Deterrence and Patient Education
Given the potential for maternal and fetal morbidity associated with a uterine rupture, prevention strategies are prudent. Women at higher risk for uterine rupture (e.g., multiparity, multiple gestations, advanced maternal age, connective tissue disorders) should receive oxytocin judiciously. Likewise, procedures that may cause a uterine rupture, such as the internal podalic and external cephalic version, should be performed gently and with careful consideration for the type of anesthesia. Lastly, significant pressure applied to the uterus during the second stage of labor should be avoided. This practice has not been shown to shorten the second stage of labor, and it increases the risk for uterine rupture.[47][48]
Women with risk factors for uterine rupture should be educated on the early signs and symptoms of rupture. It is recommended that women at high risk for uterine rupture reside near their delivery hospital.

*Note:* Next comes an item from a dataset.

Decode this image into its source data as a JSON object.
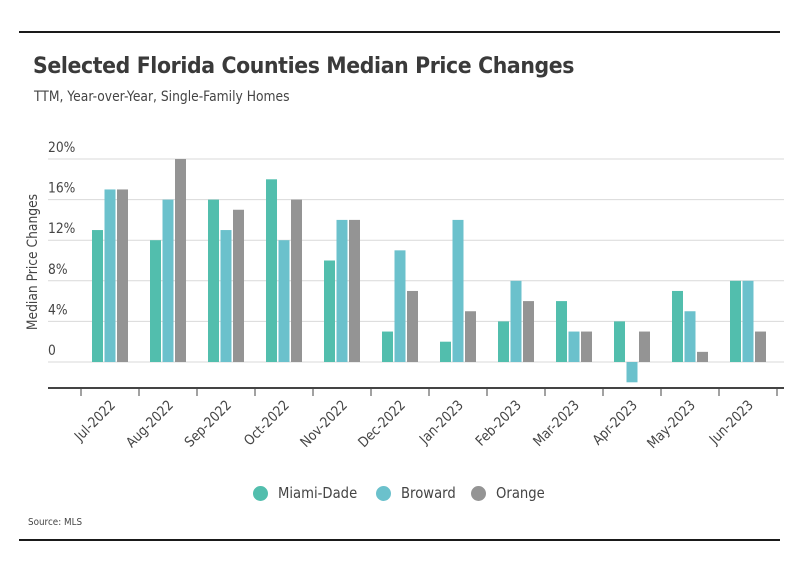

Enhancing Healthcare Team Outcomes
Uterine rupture is a life-threatening complication associated with pregnancy. Should one occur, a multidisciplinary response is required to minimize risk for maternal and fetal morbidity. A suspected uterine rupture requires immediate attention and should be treated with urgent laparotomy [Level 5 evidence].[49] Due to the potential for uterine rupture and significant fetal and maternal morbidity the availability of providers in obstetrics, anesthesia, pediatrics, as well as operating room personnel should be considered when making a plan for a TOLAC [Level 5 evidence].[49][5] Due to the risk of uterine rupture, TOLAC should be performed in locations where emergent cesarean delivery is offered [Level 5 Evidence].[49][5][32]